Bahdinan prisoners is used to refer to the arrest of a group of four journalists and an activist in the Bahdinan area of Kurdistan Region. The term only became used when the group were convicted of spying by the KDP on the 16th of February 2021. The term was used by the speaker of parliament Rewaz Faeq to refer to the trial whilst the president of the current government Necirvan Barzani only referred to the case "punished Bahdinis". The best known journalist amongst them is Sherwan Sherwani whom CPJ has highlighted his case before the trial.  Sherwani was editor-in-chief of Bashur (in Bahdini) magazine, was arrested in the early hours of October 7th 2020 at home in Sabiran (village outside Erbil).

Conviction 
The trial was a two day session at Hewler Court of Crimes.

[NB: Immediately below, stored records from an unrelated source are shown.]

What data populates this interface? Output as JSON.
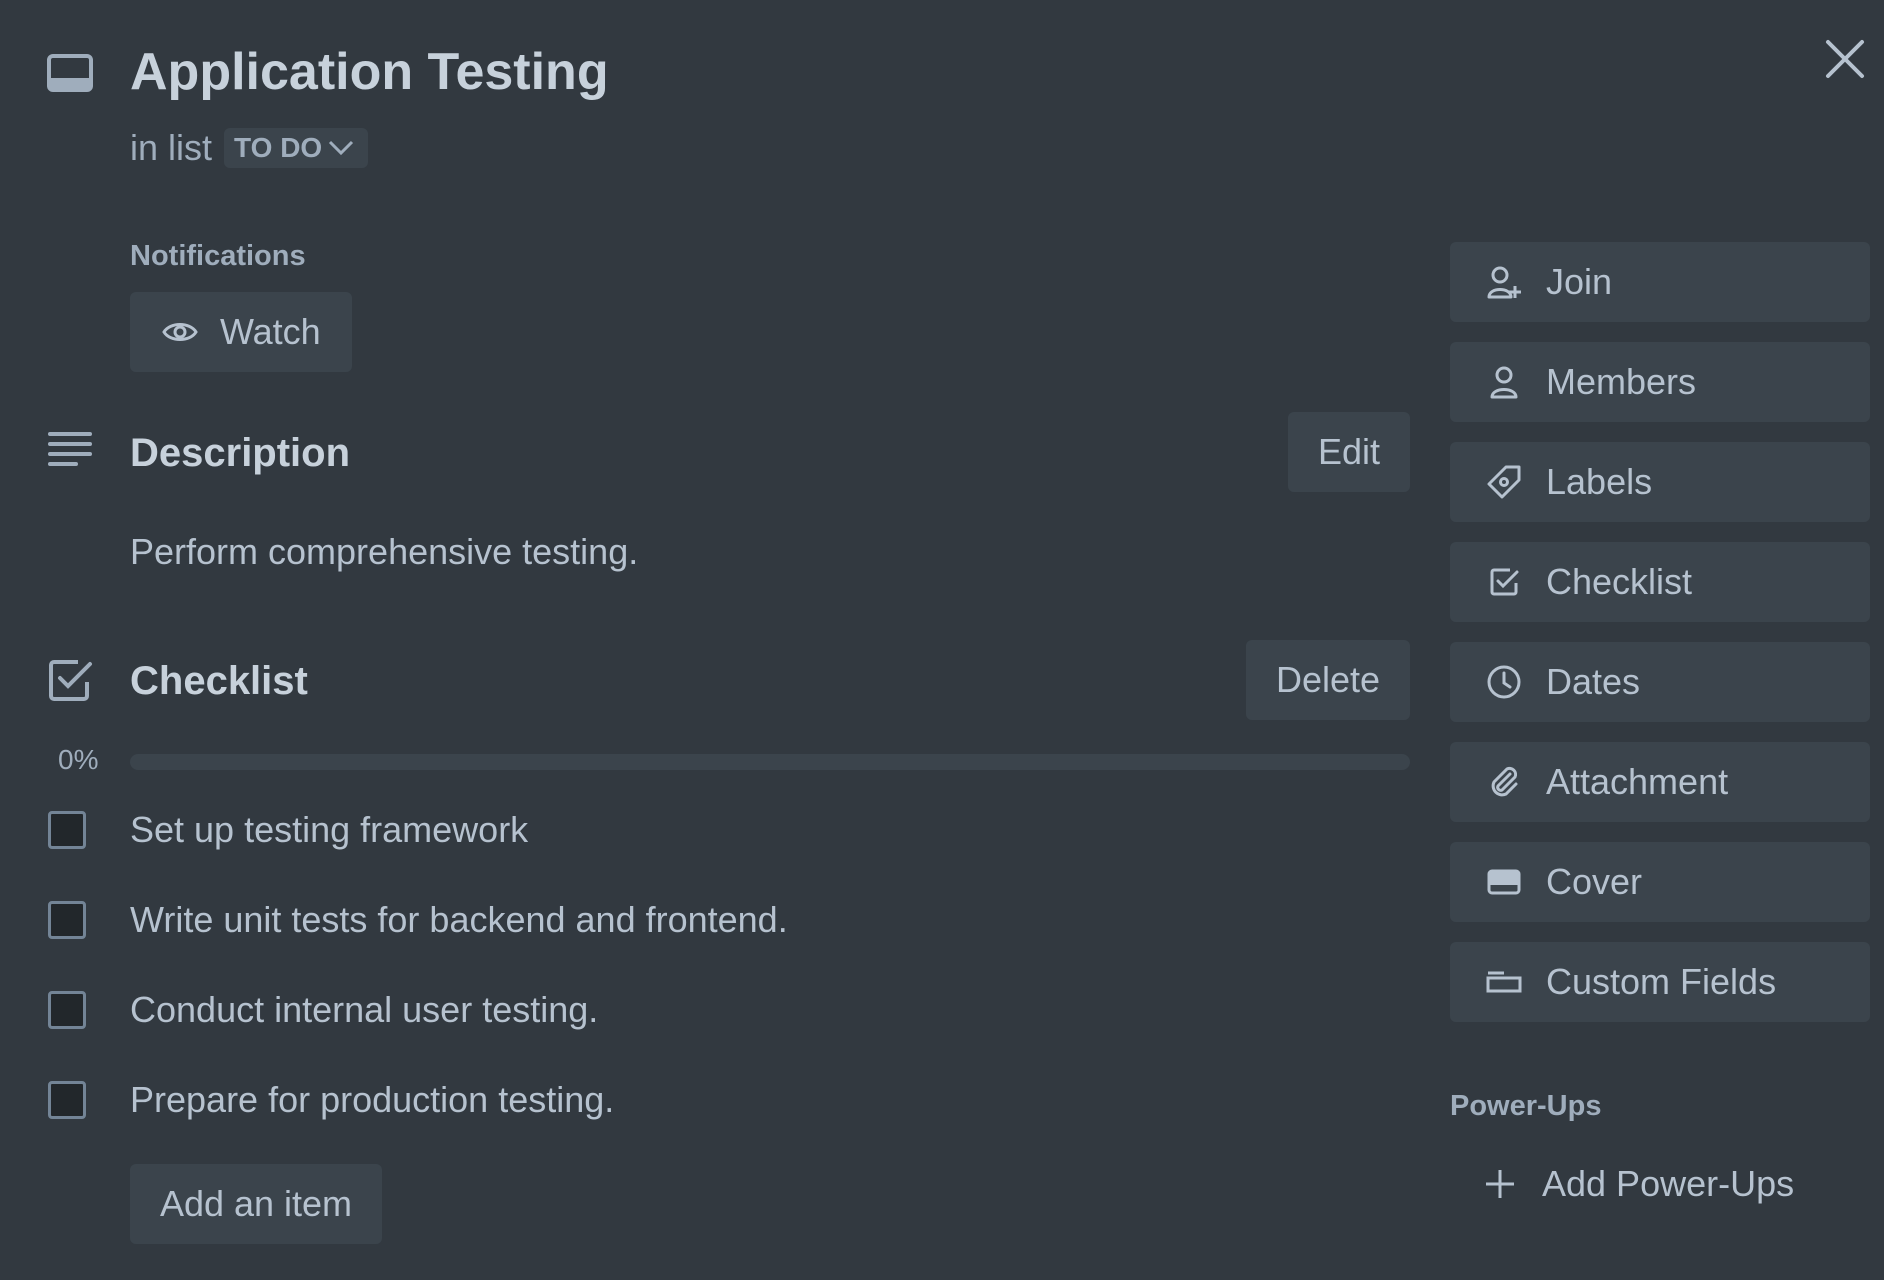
{
  "header": {
    "title": "Application Testing",
    "in_list_prefix": "in list",
    "list_name": "TO DO"
  },
  "notifications": {
    "label": "Notifications",
    "watch_label": "Watch"
  },
  "description": {
    "title": "Description",
    "edit_label": "Edit",
    "text": "Perform comprehensive testing."
  },
  "checklist": {
    "title": "Checklist",
    "delete_label": "Delete",
    "progress_text": "0%",
    "progress": 0,
    "items": [
      {
        "label": "Set up testing framework",
        "checked": false
      },
      {
        "label": "Write unit tests for backend and frontend.",
        "checked": false
      },
      {
        "label": "Conduct internal user testing.",
        "checked": false
      },
      {
        "label": "Prepare for production testing.",
        "checked": false
      }
    ],
    "add_item_label": "Add an item"
  },
  "sidebar": {
    "buttons": [
      {
        "label": "Join",
        "icon": "add-member-icon"
      },
      {
        "label": "Members",
        "icon": "person-icon"
      },
      {
        "label": "Labels",
        "icon": "tag-icon"
      },
      {
        "label": "Checklist",
        "icon": "checkbox-icon"
      },
      {
        "label": "Dates",
        "icon": "clock-icon"
      },
      {
        "label": "Attachment",
        "icon": "paperclip-icon"
      },
      {
        "label": "Cover",
        "icon": "cover-icon"
      },
      {
        "label": "Custom Fields",
        "icon": "custom-field-icon"
      }
    ],
    "power_ups_label": "Power-Ups",
    "add_power_ups_label": "Add Power-Ups"
  },
  "colors": {
    "background": "#323940",
    "button": "#3b444c",
    "text": "#b6c2cf",
    "heading": "#c7d1db",
    "muted": "#9fadbc"
  }
}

According to Ali Hamasaleh who was at the trial, the group were accused of having collaborated on a Facebook Messenger chat group exchanging information which the KDP authorities say were "spying" for foreign powers. The group of five are:

 Sherwan Amin Sherwani
 Ayas Akram
 Guhdar Mohammed Zebari
 Hariwan Issa
 Shivan Saeed Berozhky

Backlash 
The trial comes at a time when the region itself is going through protests against corruption and cutting public servant salaries by the Kurdish government. The CPJ as well as other organisations have release statements denouncing the sentence and the process. The US consulate in Erbil (Kurdistan Region capital) where the trial took place also released a statement. The internal pressure is known even from Barzani family with the press release by Necirvan Barzani.